The analysis has two parts.

####Part A

  1. In this question, you will examine how the k-value/order of the model, the length of the training text, and the number of characters generated affect the runtime for the brute force code we give you. To do that, determine how long it takes for each of the following Markov trials to run:

    alice.txt, k = 1, 200 characters max:

    alice.txt, k = 1, 400 characters max:

    alice.txt, k = 1, 800 characters max:

    alice.txt, k = 5, 200 characters max:

    alice.txt, k = 5, 400 characters max:

    alice.txt, k = 5, 800 characters max:

    alice.txt, k = 10, 200 characters max:

    alice.txt, k = 10, 400 characters max:

    alice.txt, k = 10, 800 characters max:

    hawthorne.txt, k = 1, 200 characters max:

    hawthorne.txt, k = 1, 400 characters max:

    hawthorne.txt, k = 1, 800 characters max:

  2. Based on these results, what is the relationship between the runtime and the length of the training text, the k-value, and the max characters generated?
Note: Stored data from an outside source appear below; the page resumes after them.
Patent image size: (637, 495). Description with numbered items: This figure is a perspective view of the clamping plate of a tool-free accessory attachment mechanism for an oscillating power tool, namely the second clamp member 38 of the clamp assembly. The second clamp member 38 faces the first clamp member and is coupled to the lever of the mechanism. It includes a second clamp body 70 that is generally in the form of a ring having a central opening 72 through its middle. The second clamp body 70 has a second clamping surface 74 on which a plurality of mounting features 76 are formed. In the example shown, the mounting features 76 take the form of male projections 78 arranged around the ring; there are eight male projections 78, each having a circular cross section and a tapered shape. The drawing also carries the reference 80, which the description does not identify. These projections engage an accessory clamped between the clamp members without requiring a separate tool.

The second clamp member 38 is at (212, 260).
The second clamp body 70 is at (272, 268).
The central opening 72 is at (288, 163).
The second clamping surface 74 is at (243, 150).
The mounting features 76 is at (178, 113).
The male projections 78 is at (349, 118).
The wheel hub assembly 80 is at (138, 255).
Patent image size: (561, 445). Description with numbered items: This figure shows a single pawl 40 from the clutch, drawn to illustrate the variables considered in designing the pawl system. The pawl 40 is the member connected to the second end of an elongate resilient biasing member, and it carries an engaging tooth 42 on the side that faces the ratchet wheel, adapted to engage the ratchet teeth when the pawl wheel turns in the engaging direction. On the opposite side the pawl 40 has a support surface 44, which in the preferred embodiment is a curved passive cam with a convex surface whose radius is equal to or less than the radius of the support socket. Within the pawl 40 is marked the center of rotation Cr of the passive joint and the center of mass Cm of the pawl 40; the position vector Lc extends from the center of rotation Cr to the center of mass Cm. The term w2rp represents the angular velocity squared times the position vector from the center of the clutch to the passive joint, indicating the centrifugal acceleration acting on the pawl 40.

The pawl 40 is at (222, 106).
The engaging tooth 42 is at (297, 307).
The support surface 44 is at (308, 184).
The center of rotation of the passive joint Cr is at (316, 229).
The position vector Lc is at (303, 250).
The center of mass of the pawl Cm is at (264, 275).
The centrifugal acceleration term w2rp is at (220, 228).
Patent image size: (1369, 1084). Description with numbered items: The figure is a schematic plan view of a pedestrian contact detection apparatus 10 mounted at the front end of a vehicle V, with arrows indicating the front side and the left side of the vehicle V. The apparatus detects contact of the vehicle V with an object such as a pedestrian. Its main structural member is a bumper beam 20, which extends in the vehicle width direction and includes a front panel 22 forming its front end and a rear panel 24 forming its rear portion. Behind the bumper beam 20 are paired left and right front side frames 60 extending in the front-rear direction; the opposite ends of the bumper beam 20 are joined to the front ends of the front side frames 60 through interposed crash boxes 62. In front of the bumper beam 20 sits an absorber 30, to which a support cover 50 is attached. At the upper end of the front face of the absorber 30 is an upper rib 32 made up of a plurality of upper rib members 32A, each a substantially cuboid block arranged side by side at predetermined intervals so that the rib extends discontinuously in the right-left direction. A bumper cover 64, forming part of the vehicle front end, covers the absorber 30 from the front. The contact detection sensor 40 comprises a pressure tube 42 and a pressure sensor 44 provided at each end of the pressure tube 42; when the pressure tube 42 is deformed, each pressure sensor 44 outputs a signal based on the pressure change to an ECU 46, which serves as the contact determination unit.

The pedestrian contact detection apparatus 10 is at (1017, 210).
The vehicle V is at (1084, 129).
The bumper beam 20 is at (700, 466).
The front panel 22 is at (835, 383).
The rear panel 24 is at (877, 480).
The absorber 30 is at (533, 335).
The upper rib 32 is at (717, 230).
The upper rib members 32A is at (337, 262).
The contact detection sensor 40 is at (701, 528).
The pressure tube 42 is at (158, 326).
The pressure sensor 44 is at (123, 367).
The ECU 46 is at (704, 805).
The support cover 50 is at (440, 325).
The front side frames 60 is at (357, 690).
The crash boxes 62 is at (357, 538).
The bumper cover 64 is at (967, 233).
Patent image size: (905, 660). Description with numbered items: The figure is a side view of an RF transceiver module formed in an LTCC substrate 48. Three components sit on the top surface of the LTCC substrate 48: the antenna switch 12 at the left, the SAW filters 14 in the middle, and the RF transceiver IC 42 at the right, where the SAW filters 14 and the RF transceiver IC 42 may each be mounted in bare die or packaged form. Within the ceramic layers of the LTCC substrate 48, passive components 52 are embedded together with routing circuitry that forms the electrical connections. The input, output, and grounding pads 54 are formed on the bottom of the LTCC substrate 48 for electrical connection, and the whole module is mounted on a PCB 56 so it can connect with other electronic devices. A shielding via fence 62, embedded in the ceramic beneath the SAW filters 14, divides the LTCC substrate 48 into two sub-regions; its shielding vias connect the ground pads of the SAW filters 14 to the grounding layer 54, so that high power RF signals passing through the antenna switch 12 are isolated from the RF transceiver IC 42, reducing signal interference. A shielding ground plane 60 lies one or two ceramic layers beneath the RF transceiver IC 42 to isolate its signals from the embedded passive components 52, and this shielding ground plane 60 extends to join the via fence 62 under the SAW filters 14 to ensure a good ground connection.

How long do you think it will take to generate 1600 random characters using an order-5 Markov model when the The Complete Works of William Shakespeare is used as the training text — our online copy of this text contains roughly 5.5 million characters. Justify your answer — don’t test empirically, use reasoning.
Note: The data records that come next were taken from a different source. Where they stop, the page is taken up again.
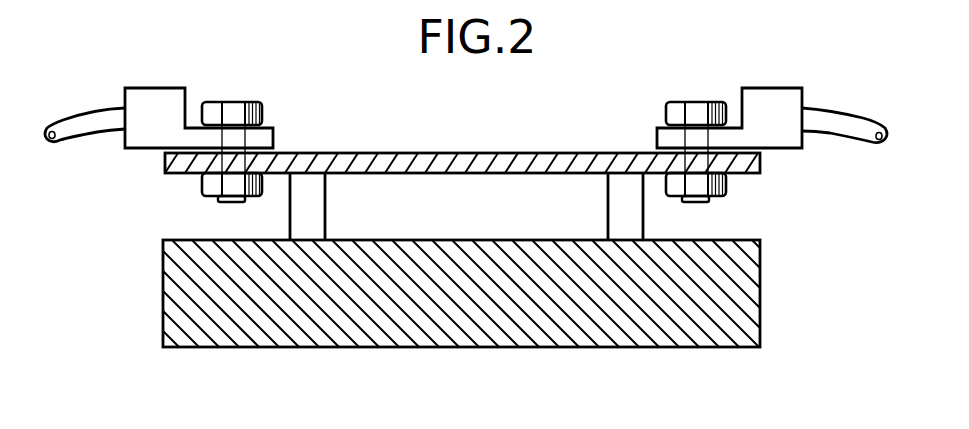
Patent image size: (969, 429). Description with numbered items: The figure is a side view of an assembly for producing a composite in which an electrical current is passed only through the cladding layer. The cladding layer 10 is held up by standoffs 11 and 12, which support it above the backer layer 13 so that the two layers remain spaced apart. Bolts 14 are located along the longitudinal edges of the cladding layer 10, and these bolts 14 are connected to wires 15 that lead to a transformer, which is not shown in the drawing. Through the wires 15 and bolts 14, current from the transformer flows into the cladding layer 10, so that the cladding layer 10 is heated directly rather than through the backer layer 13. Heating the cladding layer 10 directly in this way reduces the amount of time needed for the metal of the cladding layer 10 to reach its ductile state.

The cladding layer 10 is at (483, 153).
The standoff 11 is at (325, 195).
The standoff 12 is at (608, 197).
The backer layer 13 is at (302, 347).
The bolts 14 is at (236, 100).
The wires 15 is at (105, 107).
  3. Provide timings using your Map/Smart model for both creating the map and generating 200, 400, 800, and 1600 character random texts with an order-5 Model and alice.txt. Provide some explanation for the timings you observe.

  4. Provide timings for the WordMarkovModel with different hashcode methods. Time the method you are given and compare the results that you achieve with the better hashcode method that you developed.

  5. Using a k of your choice and clinton-nh.txt as the training text, if we do not set a maximum number of characters generated (you can effectively do this by having maxLetters be a large number, e.g. 1000 times the size of the training text) what is the average number of characters generated by our Markov text generator?

####Part B

The goal of the second part of the analysis is to analyze the performance of WordMarkovModel using a HashMap (and the hashCode function you wrote) and a TreeMap (and the compareTo function you wrote). The main difference between them should be their performance as the number of keys (i.e, WordNGrams as keys in your map) gets large. So set up a test with the lexicons we give you and a few of your own. Figure out how many keys each different lexicon generates (for a specific number sized n-gram). Then generate some text and see how long it takes. Graph the results. On one axis you’ll have the number of keys, on the other you’ll have the time it took to generate a constant number of words (you decide - choose something pretty big to get more accurate results). Your two lines will be HashMap and TreeMap. Try to see if you can see any differences in their performance as the number of NGrams in the map get large. If you can’t, that’s fine. Provide some data values, a description of the shape of the graph, and an analysis in your README.txt.